Psikolog Gözüyle İnsan Kaynakları

Doğan Cüceloğlu, Türkiye'nin önde gelen psikologlarından. Toplumu ince
ince süzüyor, inceliyor, anlatıyor ve yazıyor. 17 kitabı var. Büyük bir
şevkle de yazmayı sürdürüyor. Biz kendisiyle insan kaynakları ve iş
yapma kültürü konusunda konuştuk. Sözü kendisine bırakıyoruz ABD
Stanford Üniversitesi'nden iki profesör 120 - 150 yıllık şirketler
hakkında 85 bin sayfa doküman incelemişler. Toplam 40 civarında şirket
araştırmışlar. Bunların nasıl başarılı olduklarına bakmışlar. Sonunda
şunu görmüşler: Bu kurumlar henüz kurulma aşamasındayken hangi değerler
üzerinde gelişecekleri belirlenmiş. Bu değerler hala yaşıyor. Ve hiç
biri yazılı değil.

Şirket kursam neye dikkat ederdim?

Bu
şirketin yürüyebilmesi için çalışanların ve müşterilerin dört temel
gereksinmesini karşılaması gerekiyor. Birincisi, içinde bulunduğumuz
toplumumun standartları çerçevesinde, biyolojik gereksinmelerin
karşılanması lazım. Yani para sorununun halledilmeli. İkincisi akıl
ihtiyacı. Ben sürekli öğrenen insan olmalıyım. Benimle birlikte
çalışanlar da, müşterilerimiz de öyle... Öğrenmek insanın doğasında var.
Üçüncüsü gönül ihtiyacı... Ben şirketimde çalışırken arkadaşlarımın
dostlarımın orada olduğunu ve onların benim için önemli olduğunu
bilmeliyim. Orada çalışanların birbirlerine güvenen ve değer veren
insanlar olduğunu bilmeliyim. Dördüncüsü de büyük resim ihtiyacı...
Yaşamın tümü içerisinde benim yaşamımın anlamı ne? Çocuklar 3-4 yaşında
bunu idrak etmeye başlıyorlar. Bir arkadaşımın çocuğu 'ben ölecek miyim'
diye sormuş. Arkasından da 'siz ölecek misiniz' diye... Sonra da 'ben
niye dünyaya bir yaprak olarak gelmedim' demiş. Büyük resim içerisinde -
manevi hayat da denilebilir - benim şirketimin anlamı, yani 'benim
şirketimin neye hizmet ediyor' konusu kafamda çok açık seçik olurdu.
Benim şirketim çalışanlar için ne ifade ediyor? sorusu da aynı
şekilde... Benim çalışanlarımın şunu demesi lazım. 'Çok şükür ki ben şu
şirkette çalışıyorum.'

İyi bir ceo asla bağırıp çağırmaz

Amerika'nın
efsane olmuş bir basketbol koçu var.

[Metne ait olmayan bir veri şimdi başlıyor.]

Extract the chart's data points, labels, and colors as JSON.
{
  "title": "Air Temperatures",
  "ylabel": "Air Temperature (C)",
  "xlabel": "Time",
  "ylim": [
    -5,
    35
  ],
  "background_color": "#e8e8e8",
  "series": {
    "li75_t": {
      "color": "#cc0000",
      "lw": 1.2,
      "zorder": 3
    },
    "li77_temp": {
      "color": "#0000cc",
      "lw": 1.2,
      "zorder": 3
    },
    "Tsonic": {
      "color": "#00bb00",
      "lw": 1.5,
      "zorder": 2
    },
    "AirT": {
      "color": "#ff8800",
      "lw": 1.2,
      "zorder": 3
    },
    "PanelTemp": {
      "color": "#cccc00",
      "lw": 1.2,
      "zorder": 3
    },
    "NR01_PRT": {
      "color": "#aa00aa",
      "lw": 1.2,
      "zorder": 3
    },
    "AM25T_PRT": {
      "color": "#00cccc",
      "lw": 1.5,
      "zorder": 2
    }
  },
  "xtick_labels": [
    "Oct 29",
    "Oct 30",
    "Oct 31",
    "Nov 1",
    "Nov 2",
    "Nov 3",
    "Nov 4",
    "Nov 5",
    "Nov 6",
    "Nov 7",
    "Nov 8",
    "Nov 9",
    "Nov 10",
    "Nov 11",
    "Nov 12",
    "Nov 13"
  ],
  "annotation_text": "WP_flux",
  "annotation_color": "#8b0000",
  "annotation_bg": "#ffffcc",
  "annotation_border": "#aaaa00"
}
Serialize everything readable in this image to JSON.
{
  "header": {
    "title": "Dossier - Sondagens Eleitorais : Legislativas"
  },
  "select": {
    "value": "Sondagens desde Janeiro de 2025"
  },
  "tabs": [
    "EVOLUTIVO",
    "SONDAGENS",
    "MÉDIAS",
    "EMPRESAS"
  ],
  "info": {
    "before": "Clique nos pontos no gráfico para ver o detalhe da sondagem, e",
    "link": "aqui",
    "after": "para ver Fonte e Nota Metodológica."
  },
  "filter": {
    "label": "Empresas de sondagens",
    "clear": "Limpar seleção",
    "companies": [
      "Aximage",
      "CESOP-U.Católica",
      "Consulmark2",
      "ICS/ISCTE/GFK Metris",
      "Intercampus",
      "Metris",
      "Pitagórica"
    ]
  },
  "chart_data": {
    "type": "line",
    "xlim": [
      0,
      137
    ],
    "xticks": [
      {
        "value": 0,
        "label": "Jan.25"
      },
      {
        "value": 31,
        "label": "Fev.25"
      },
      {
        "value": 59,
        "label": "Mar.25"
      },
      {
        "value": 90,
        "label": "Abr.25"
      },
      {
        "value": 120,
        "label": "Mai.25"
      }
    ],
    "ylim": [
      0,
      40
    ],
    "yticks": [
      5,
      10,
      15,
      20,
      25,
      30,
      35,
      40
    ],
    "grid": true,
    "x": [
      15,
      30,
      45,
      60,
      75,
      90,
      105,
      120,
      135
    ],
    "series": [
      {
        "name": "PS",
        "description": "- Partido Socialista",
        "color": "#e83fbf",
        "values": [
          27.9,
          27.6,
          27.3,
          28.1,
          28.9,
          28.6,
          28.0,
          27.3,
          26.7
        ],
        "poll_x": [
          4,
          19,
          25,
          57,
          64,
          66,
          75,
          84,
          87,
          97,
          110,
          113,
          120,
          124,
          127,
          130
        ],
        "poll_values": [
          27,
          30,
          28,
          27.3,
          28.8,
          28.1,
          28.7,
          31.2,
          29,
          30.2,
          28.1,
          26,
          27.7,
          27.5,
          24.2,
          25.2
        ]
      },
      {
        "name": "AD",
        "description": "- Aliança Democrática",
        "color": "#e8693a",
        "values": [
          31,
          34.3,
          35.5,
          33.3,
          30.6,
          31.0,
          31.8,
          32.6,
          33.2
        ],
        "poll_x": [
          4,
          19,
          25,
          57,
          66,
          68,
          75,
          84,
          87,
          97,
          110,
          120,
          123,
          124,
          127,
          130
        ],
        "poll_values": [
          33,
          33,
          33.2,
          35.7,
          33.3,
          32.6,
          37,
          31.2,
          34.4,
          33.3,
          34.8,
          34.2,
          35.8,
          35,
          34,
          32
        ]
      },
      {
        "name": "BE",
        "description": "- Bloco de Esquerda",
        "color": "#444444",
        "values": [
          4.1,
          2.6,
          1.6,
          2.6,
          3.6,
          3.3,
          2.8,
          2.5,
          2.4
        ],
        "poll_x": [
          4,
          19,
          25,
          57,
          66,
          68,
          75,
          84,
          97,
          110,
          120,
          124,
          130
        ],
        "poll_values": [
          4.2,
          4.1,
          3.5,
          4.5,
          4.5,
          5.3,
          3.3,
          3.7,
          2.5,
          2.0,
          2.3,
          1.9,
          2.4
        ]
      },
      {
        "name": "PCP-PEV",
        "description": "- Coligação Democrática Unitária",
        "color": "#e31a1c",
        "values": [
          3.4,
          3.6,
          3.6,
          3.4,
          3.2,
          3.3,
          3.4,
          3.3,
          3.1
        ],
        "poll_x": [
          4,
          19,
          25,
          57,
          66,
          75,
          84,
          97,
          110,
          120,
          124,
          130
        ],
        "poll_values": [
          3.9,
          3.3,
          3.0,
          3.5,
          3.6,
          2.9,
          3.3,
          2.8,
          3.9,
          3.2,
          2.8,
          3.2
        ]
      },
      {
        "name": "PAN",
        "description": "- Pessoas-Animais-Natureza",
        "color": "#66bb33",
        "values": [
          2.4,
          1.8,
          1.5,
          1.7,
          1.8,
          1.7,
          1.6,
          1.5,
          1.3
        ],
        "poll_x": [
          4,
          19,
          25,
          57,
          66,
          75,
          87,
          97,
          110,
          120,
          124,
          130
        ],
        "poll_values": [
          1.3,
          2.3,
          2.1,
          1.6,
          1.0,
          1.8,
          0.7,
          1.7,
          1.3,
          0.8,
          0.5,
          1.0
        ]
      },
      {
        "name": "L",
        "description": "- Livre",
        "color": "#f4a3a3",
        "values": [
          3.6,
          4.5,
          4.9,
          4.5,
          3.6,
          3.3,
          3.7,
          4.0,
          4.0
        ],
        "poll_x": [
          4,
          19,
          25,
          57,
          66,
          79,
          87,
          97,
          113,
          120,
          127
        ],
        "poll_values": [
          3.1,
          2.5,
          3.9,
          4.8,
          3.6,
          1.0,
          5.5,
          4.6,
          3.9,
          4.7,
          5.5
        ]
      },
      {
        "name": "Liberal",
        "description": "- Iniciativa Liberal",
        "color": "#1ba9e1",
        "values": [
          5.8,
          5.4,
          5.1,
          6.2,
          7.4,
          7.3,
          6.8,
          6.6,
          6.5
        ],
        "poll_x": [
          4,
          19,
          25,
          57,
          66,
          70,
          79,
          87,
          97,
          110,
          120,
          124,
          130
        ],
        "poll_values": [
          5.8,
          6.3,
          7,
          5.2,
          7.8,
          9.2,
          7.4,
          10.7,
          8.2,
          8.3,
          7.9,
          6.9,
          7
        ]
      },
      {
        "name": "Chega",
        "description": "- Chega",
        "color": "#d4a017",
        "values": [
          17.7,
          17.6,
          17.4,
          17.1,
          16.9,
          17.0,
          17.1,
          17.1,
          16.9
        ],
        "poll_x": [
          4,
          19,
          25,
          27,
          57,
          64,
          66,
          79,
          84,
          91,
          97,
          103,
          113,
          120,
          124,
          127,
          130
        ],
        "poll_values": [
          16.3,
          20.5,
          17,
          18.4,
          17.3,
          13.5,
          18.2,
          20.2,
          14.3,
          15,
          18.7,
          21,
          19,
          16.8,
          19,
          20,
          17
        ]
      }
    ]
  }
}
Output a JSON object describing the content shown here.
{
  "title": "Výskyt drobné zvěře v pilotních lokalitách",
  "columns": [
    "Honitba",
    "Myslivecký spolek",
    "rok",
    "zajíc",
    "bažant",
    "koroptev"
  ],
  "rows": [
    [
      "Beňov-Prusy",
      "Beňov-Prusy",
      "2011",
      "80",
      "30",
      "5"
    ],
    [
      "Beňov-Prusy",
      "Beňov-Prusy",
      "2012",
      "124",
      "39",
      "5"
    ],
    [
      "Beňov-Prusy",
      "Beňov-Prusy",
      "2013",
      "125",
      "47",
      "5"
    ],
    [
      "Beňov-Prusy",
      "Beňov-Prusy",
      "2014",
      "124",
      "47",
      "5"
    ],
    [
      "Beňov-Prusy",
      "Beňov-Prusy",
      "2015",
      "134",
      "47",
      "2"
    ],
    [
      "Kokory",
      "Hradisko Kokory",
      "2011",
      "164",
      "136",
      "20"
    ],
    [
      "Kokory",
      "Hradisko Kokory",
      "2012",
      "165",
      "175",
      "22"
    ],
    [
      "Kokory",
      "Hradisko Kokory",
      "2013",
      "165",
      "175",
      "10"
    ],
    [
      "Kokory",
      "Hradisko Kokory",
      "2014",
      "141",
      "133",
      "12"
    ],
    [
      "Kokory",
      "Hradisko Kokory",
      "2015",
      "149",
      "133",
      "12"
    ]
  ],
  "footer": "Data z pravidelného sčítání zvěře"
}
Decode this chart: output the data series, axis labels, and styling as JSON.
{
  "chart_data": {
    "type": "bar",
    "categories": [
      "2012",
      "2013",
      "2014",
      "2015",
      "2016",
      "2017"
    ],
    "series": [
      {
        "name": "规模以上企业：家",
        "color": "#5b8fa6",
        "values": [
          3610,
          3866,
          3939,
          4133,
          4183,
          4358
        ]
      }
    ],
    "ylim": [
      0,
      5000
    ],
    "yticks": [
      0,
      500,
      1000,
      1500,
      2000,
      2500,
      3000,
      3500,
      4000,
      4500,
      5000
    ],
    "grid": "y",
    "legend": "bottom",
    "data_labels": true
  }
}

John Wooden. 101 yaşına kadar
yaşadı. Kitabı da Türkçeye çevrildi. Wooden yoksul bir ailenin oğlu.
Çocukluk günlerinde babasına yardım etmek için kuyudan su çeken katıra
bağırıyor, vuruyor. Katır hareket etmiyor. Babası kafasını uzatıp katıra
ismiyle 'Kate' diye hitap ettiğinde, katır yürümeye başlıyor. Küçük
John babasına 'bu işin sırrı nedir' diye soruyor. Baba 'gel benimle'
diyor. Birkaç havuçla katırın yanına gidiyor, ona havuçları yediriyor,
sırtını okşuyor, onunla konuşuyor. Bu olay küçük Wooden'a bir ders
oluyor. 'Koçluğumda hep onu izledim, kimseye bağırmadım' diyor. Sadece,
oyunculara 'elinizden geleni yaptınız mı?' diye sordum. 'Yaptıysanız
başarı budur diyor.' Wodden'ı ilgisiz bir sanmayın sakın. Hangi
oyuncunun ayakkabısını nasıl bağladığını bile biliyor. 'Benim hayatta en
korktuğum şey babamı hayal kırıklığına uğratmaktı" diyor Wooden". Benim
oyuncularımın en korkuttukları şey de beni hala kırıklığına
uğratmak...'

Lider her koşulda iyi bir lider olmalı

Seminerlerimde
soruyorum: Askerde ağaç diktiniz mi? Genelde pekçok parmak kalkıyor.
Peki 'terhis olduktan sonra hiç ağaç diktiniz mi' diyorum, kimseden
cevap yok. 'Bu liderlik değil arkadaşlar' diyorum. Ağaçlandırma projesi
benim sorumluluğumda olsaydı, siz daha o ağacı dikmeden çok önceden ben
sizinle temas kurardım. Ağacın anlamını, insan ağaç ilişkisini, toprakla
ağaç ilişkisini, millet olmayla ağaç ilişkisini... Bunu da ben
söylemezdim siz keşfederdiniz. Ondan sonra siz ibadet eder gibi
dikerdiniz. Ve terhis olduktan sonra her köyde bir dernek oluştururdum
ve ülke çapında bambaşka bir ağaçlandırma süreci başlatırdık.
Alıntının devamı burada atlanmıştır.